Famine of God’s Word

The One Year Chronological Bible, NKJV (Tyndale, 2013), June 22

Unknown“‘Behold, the days are coming,’ says the Lord GOD, ‘That I will send a famine on the land, not a famine of bread, nor a thirst for water, but of hearing the words of the LORD” (Amos 8:11-12).

Imagine living in a land whose leaders (kings and priests) govern without a baseline of right and wrong and whose people love to have it so. No one would feel safe. No one would be safe. This is Northern Israel during Amos’ day.

Though Israel is experiencing great political prominence (6:1), prosperity, and parties, with music, drinking and entertainment (6:4-6), they are morally and spiritually corrupt. Immorality, idolatry, and social injustice filled their land, “”Hear this, you who swallow up the needy, and make the poor of the land fail” (8:4).
Only an encounter with God can save Israel from themselves.

Israel will not seek God, so God acts. He gives Israel “cleanness of teeth in all your cities, and lack of bread in all your places . . . . I also withheld rain from you . . . . I blasted you with blight and mildew . . . . The locust devoured” locusts and plagues (4:6-11) Sadly, nothing gets Israel’s attention. Israel abandons the LORD and rejects His prophet.

God therefore promises Israel that captivity will accomplish what famine, drought, plagues and locusts could not. Israel will be shaken among the nations “as grain is sifted in a sieve” (9:9).

The book of Amos, however, isn’t a cliff-hanger; it ends in hope. God promises to restore Israel, to “repair its damages . . raise up its ruins, and rebuild it as in the days of old” (9:11). He promises to restore the fortunes of His people, to rebuild her cities, and plant Israel once again in her land (9:14-15).
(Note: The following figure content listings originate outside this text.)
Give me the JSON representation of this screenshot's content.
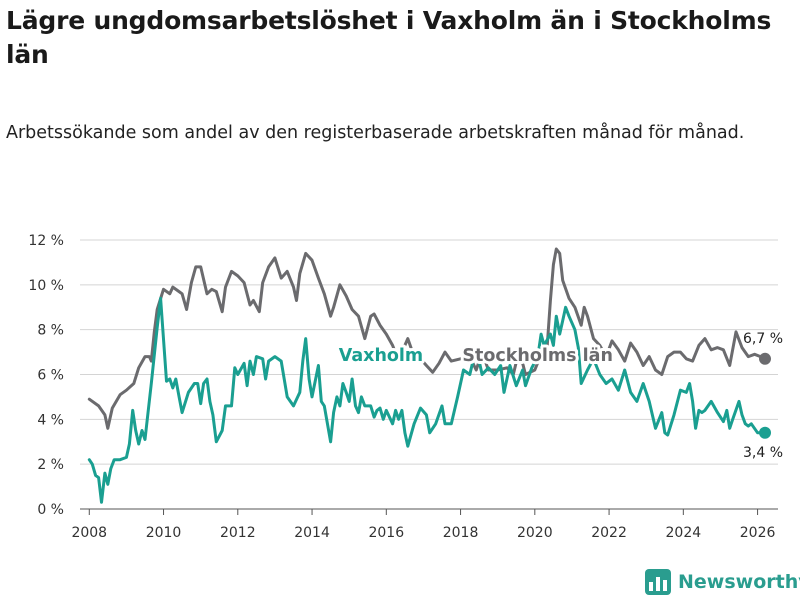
{
  "title": "Lägre ungdomsarbetslöshet i Vaxholm än i Stockholms län",
  "subtitle": "Arbetssökande som andel av den registerbaserade arbetskraften månad för månad.",
  "brand": {
    "name": "Newsworthy",
    "icon": "bar-chart-logo-icon",
    "color": "#2a9d8f"
  },
  "chart_data": {
    "type": "line",
    "x_unit": "year (monthly data)",
    "xlim": [
      2007.75,
      2026.55
    ],
    "ylim": [
      0,
      12
    ],
    "y_ticks": [
      {
        "value": 0,
        "label": "0 %"
      },
      {
        "value": 2,
        "label": "2 %"
      },
      {
        "value": 4,
        "label": "4 %"
      },
      {
        "value": 6,
        "label": "6 %"
      },
      {
        "value": 8,
        "label": "8 %"
      },
      {
        "value": 10,
        "label": "10 %"
      },
      {
        "value": 12,
        "label": "12 %"
      }
    ],
    "x_ticks": [
      {
        "value": 2008,
        "label": "2008"
      },
      {
        "value": 2010,
        "label": "2010"
      },
      {
        "value": 2012,
        "label": "2012"
      },
      {
        "value": 2014,
        "label": "2014"
      },
      {
        "value": 2016,
        "label": "2016"
      },
      {
        "value": 2018,
        "label": "2018"
      },
      {
        "value": 2020,
        "label": "2020"
      },
      {
        "value": 2022,
        "label": "2022"
      },
      {
        "value": 2024,
        "label": "2024"
      },
      {
        "value": 2026,
        "label": "2026"
      }
    ],
    "grid": "horizontal",
    "series": [
      {
        "name": "Stockholms län",
        "color": "#6b6b6e",
        "label_at": [
          2018.05,
          6.6
        ],
        "end_label": "6,7 %",
        "points": [
          [
            2008.0,
            4.9
          ],
          [
            2008.25,
            4.6
          ],
          [
            2008.42,
            4.2
          ],
          [
            2008.5,
            3.6
          ],
          [
            2008.62,
            4.5
          ],
          [
            2008.83,
            5.1
          ],
          [
            2009.0,
            5.3
          ],
          [
            2009.2,
            5.6
          ],
          [
            2009.33,
            6.3
          ],
          [
            2009.5,
            6.8
          ],
          [
            2009.62,
            6.8
          ],
          [
            2009.67,
            6.6
          ],
          [
            2009.75,
            7.9
          ],
          [
            2009.83,
            8.9
          ],
          [
            2010.0,
            9.8
          ],
          [
            2010.17,
            9.6
          ],
          [
            2010.25,
            9.9
          ],
          [
            2010.42,
            9.7
          ],
          [
            2010.5,
            9.6
          ],
          [
            2010.62,
            8.9
          ],
          [
            2010.75,
            10.1
          ],
          [
            2010.87,
            10.8
          ],
          [
            2011.0,
            10.8
          ],
          [
            2011.17,
            9.6
          ],
          [
            2011.3,
            9.8
          ],
          [
            2011.42,
            9.7
          ],
          [
            2011.58,
            8.8
          ],
          [
            2011.67,
            9.9
          ],
          [
            2011.83,
            10.6
          ],
          [
            2012.0,
            10.4
          ],
          [
            2012.17,
            10.1
          ],
          [
            2012.33,
            9.1
          ],
          [
            2012.42,
            9.3
          ],
          [
            2012.58,
            8.8
          ],
          [
            2012.67,
            10.1
          ],
          [
            2012.83,
            10.8
          ],
          [
            2013.0,
            11.2
          ],
          [
            2013.17,
            10.3
          ],
          [
            2013.33,
            10.6
          ],
          [
            2013.5,
            9.9
          ],
          [
            2013.58,
            9.3
          ],
          [
            2013.67,
            10.5
          ],
          [
            2013.83,
            11.4
          ],
          [
            2014.0,
            11.1
          ],
          [
            2014.17,
            10.3
          ],
          [
            2014.33,
            9.6
          ],
          [
            2014.5,
            8.6
          ],
          [
            2014.58,
            9.0
          ],
          [
            2014.75,
            10.0
          ],
          [
            2014.92,
            9.5
          ],
          [
            2015.08,
            8.9
          ],
          [
            2015.25,
            8.6
          ],
          [
            2015.42,
            7.6
          ],
          [
            2015.58,
            8.6
          ],
          [
            2015.67,
            8.7
          ],
          [
            2015.83,
            8.2
          ],
          [
            2016.0,
            7.8
          ],
          [
            2016.17,
            7.3
          ],
          [
            2016.33,
            6.6
          ],
          [
            2016.42,
            7.0
          ],
          [
            2016.58,
            7.6
          ],
          [
            2016.75,
            6.8
          ],
          [
            2016.92,
            6.7
          ],
          [
            2017.08,
            6.4
          ],
          [
            2017.25,
            6.1
          ],
          [
            2017.42,
            6.5
          ],
          [
            2017.58,
            7.0
          ],
          [
            2017.75,
            6.6
          ],
          [
            2018.0,
            6.7
          ],
          [
            2018.25,
            6.8
          ],
          [
            2018.42,
            6.2
          ],
          [
            2018.58,
            7.0
          ],
          [
            2018.75,
            6.2
          ],
          [
            2019.0,
            6.2
          ],
          [
            2019.25,
            6.3
          ],
          [
            2019.42,
            6.0
          ],
          [
            2019.58,
            7.1
          ],
          [
            2019.75,
            6.0
          ],
          [
            2020.0,
            6.2
          ],
          [
            2020.17,
            6.9
          ],
          [
            2020.33,
            7.2
          ],
          [
            2020.42,
            9.3
          ],
          [
            2020.5,
            10.9
          ],
          [
            2020.58,
            11.6
          ],
          [
            2020.67,
            11.4
          ],
          [
            2020.75,
            10.2
          ],
          [
            2020.92,
            9.4
          ],
          [
            2021.08,
            9.0
          ],
          [
            2021.25,
            8.2
          ],
          [
            2021.33,
            9.0
          ],
          [
            2021.42,
            8.6
          ],
          [
            2021.58,
            7.6
          ],
          [
            2021.75,
            7.3
          ],
          [
            2021.92,
            6.8
          ],
          [
            2022.08,
            7.5
          ],
          [
            2022.25,
            7.1
          ],
          [
            2022.42,
            6.6
          ],
          [
            2022.58,
            7.4
          ],
          [
            2022.75,
            7.0
          ],
          [
            2022.92,
            6.4
          ],
          [
            2023.08,
            6.8
          ],
          [
            2023.25,
            6.2
          ],
          [
            2023.42,
            6.0
          ],
          [
            2023.58,
            6.8
          ],
          [
            2023.75,
            7.0
          ],
          [
            2023.92,
            7.0
          ],
          [
            2024.08,
            6.7
          ],
          [
            2024.25,
            6.6
          ],
          [
            2024.42,
            7.3
          ],
          [
            2024.58,
            7.6
          ],
          [
            2024.75,
            7.1
          ],
          [
            2024.92,
            7.2
          ],
          [
            2025.08,
            7.1
          ],
          [
            2025.25,
            6.4
          ],
          [
            2025.42,
            7.9
          ],
          [
            2025.58,
            7.2
          ],
          [
            2025.75,
            6.8
          ],
          [
            2025.92,
            6.9
          ],
          [
            2026.08,
            6.8
          ],
          [
            2026.2,
            6.7
          ]
        ]
      },
      {
        "name": "Vaxholm",
        "color": "#1a9f91",
        "label_at": [
          2014.72,
          6.6
        ],
        "end_label": "3,4 %",
        "points": [
          [
            2008.0,
            2.2
          ],
          [
            2008.08,
            2.0
          ],
          [
            2008.17,
            1.5
          ],
          [
            2008.25,
            1.4
          ],
          [
            2008.33,
            0.3
          ],
          [
            2008.42,
            1.6
          ],
          [
            2008.5,
            1.1
          ],
          [
            2008.58,
            1.8
          ],
          [
            2008.67,
            2.2
          ],
          [
            2008.83,
            2.2
          ],
          [
            2009.0,
            2.3
          ],
          [
            2009.08,
            2.9
          ],
          [
            2009.17,
            4.4
          ],
          [
            2009.25,
            3.5
          ],
          [
            2009.33,
            2.9
          ],
          [
            2009.42,
            3.5
          ],
          [
            2009.5,
            3.1
          ],
          [
            2009.67,
            5.6
          ],
          [
            2009.83,
            8.1
          ],
          [
            2009.92,
            9.4
          ],
          [
            2010.08,
            5.7
          ],
          [
            2010.17,
            5.8
          ],
          [
            2010.25,
            5.4
          ],
          [
            2010.33,
            5.8
          ],
          [
            2010.42,
            5.0
          ],
          [
            2010.5,
            4.3
          ],
          [
            2010.67,
            5.2
          ],
          [
            2010.83,
            5.6
          ],
          [
            2010.92,
            5.6
          ],
          [
            2011.0,
            4.7
          ],
          [
            2011.08,
            5.6
          ],
          [
            2011.17,
            5.8
          ],
          [
            2011.25,
            4.8
          ],
          [
            2011.33,
            4.2
          ],
          [
            2011.42,
            3.0
          ],
          [
            2011.58,
            3.5
          ],
          [
            2011.67,
            4.6
          ],
          [
            2011.83,
            4.6
          ],
          [
            2011.92,
            6.3
          ],
          [
            2012.0,
            6.0
          ],
          [
            2012.17,
            6.5
          ],
          [
            2012.25,
            5.5
          ],
          [
            2012.33,
            6.6
          ],
          [
            2012.42,
            6.0
          ],
          [
            2012.5,
            6.8
          ],
          [
            2012.67,
            6.7
          ],
          [
            2012.75,
            5.8
          ],
          [
            2012.83,
            6.6
          ],
          [
            2013.0,
            6.8
          ],
          [
            2013.17,
            6.6
          ],
          [
            2013.33,
            5.0
          ],
          [
            2013.5,
            4.6
          ],
          [
            2013.67,
            5.2
          ],
          [
            2013.75,
            6.6
          ],
          [
            2013.83,
            7.6
          ],
          [
            2013.92,
            5.8
          ],
          [
            2014.0,
            5.0
          ],
          [
            2014.17,
            6.4
          ],
          [
            2014.25,
            4.8
          ],
          [
            2014.33,
            4.6
          ],
          [
            2014.5,
            3.0
          ],
          [
            2014.58,
            4.3
          ],
          [
            2014.67,
            5.0
          ],
          [
            2014.75,
            4.6
          ],
          [
            2014.83,
            5.6
          ],
          [
            2014.92,
            5.2
          ],
          [
            2015.0,
            4.8
          ],
          [
            2015.08,
            5.8
          ],
          [
            2015.17,
            4.6
          ],
          [
            2015.25,
            4.3
          ],
          [
            2015.33,
            5.0
          ],
          [
            2015.42,
            4.6
          ],
          [
            2015.58,
            4.6
          ],
          [
            2015.67,
            4.1
          ],
          [
            2015.75,
            4.4
          ],
          [
            2015.83,
            4.5
          ],
          [
            2015.92,
            4.0
          ],
          [
            2016.0,
            4.4
          ],
          [
            2016.17,
            3.8
          ],
          [
            2016.25,
            4.4
          ],
          [
            2016.33,
            4.0
          ],
          [
            2016.42,
            4.4
          ],
          [
            2016.5,
            3.4
          ],
          [
            2016.58,
            2.8
          ],
          [
            2016.75,
            3.8
          ],
          [
            2016.92,
            4.5
          ],
          [
            2017.08,
            4.2
          ],
          [
            2017.17,
            3.4
          ],
          [
            2017.33,
            3.8
          ],
          [
            2017.5,
            4.6
          ],
          [
            2017.58,
            3.8
          ],
          [
            2017.75,
            3.8
          ],
          [
            2017.92,
            5.0
          ],
          [
            2018.08,
            6.2
          ],
          [
            2018.25,
            6.0
          ],
          [
            2018.42,
            7.2
          ],
          [
            2018.58,
            6.0
          ],
          [
            2018.75,
            6.3
          ],
          [
            2018.92,
            6.0
          ],
          [
            2019.08,
            6.4
          ],
          [
            2019.17,
            5.2
          ],
          [
            2019.33,
            6.4
          ],
          [
            2019.5,
            5.5
          ],
          [
            2019.67,
            6.2
          ],
          [
            2019.75,
            5.5
          ],
          [
            2019.92,
            6.3
          ],
          [
            2020.08,
            6.8
          ],
          [
            2020.17,
            7.8
          ],
          [
            2020.25,
            7.3
          ],
          [
            2020.42,
            7.8
          ],
          [
            2020.5,
            7.3
          ],
          [
            2020.58,
            8.6
          ],
          [
            2020.67,
            7.8
          ],
          [
            2020.75,
            8.4
          ],
          [
            2020.83,
            9.0
          ],
          [
            2020.92,
            8.6
          ],
          [
            2021.08,
            8.0
          ],
          [
            2021.17,
            7.2
          ],
          [
            2021.25,
            5.6
          ],
          [
            2021.42,
            6.2
          ],
          [
            2021.58,
            6.7
          ],
          [
            2021.75,
            6.0
          ],
          [
            2021.92,
            5.6
          ],
          [
            2022.08,
            5.8
          ],
          [
            2022.25,
            5.3
          ],
          [
            2022.42,
            6.2
          ],
          [
            2022.58,
            5.2
          ],
          [
            2022.75,
            4.8
          ],
          [
            2022.92,
            5.6
          ],
          [
            2023.08,
            4.8
          ],
          [
            2023.25,
            3.6
          ],
          [
            2023.42,
            4.3
          ],
          [
            2023.5,
            3.4
          ],
          [
            2023.58,
            3.3
          ],
          [
            2023.75,
            4.2
          ],
          [
            2023.92,
            5.3
          ],
          [
            2024.08,
            5.2
          ],
          [
            2024.17,
            5.6
          ],
          [
            2024.25,
            4.8
          ],
          [
            2024.33,
            3.6
          ],
          [
            2024.42,
            4.4
          ],
          [
            2024.5,
            4.3
          ],
          [
            2024.58,
            4.4
          ],
          [
            2024.75,
            4.8
          ],
          [
            2024.92,
            4.3
          ],
          [
            2025.08,
            3.9
          ],
          [
            2025.17,
            4.4
          ],
          [
            2025.25,
            3.6
          ],
          [
            2025.33,
            4.0
          ],
          [
            2025.5,
            4.8
          ],
          [
            2025.58,
            4.2
          ],
          [
            2025.67,
            3.8
          ],
          [
            2025.75,
            3.7
          ],
          [
            2025.83,
            3.8
          ],
          [
            2026.0,
            3.4
          ],
          [
            2026.2,
            3.4
          ]
        ]
      }
    ]
  }
}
His silence and their captivity will discipline His people, but they will return to Him once again.

This sober scene in Israel’s history reveals a number of truths about God and man:

  • Men in rebellion against God are worse off than they imagine.
  • Captivity awaits those who refuse to listen to His prophet and respond to God’s discipline.
  • God’s silence and captivity are a terrible and fearful discipline.

Questions from today’s chronological Bible reading (Amos 7:1-9:15; 2 Kings 14:28-29; 15:6-29; 2 Chronicles 26:22-23; Isaiah 6:1-13):
What hope does Amos give Israel at the end of his prophecy? What does this reveal about God’s faithfulness to His promises given to Abraham and David?
What does Isaiah’s vision reveal about God?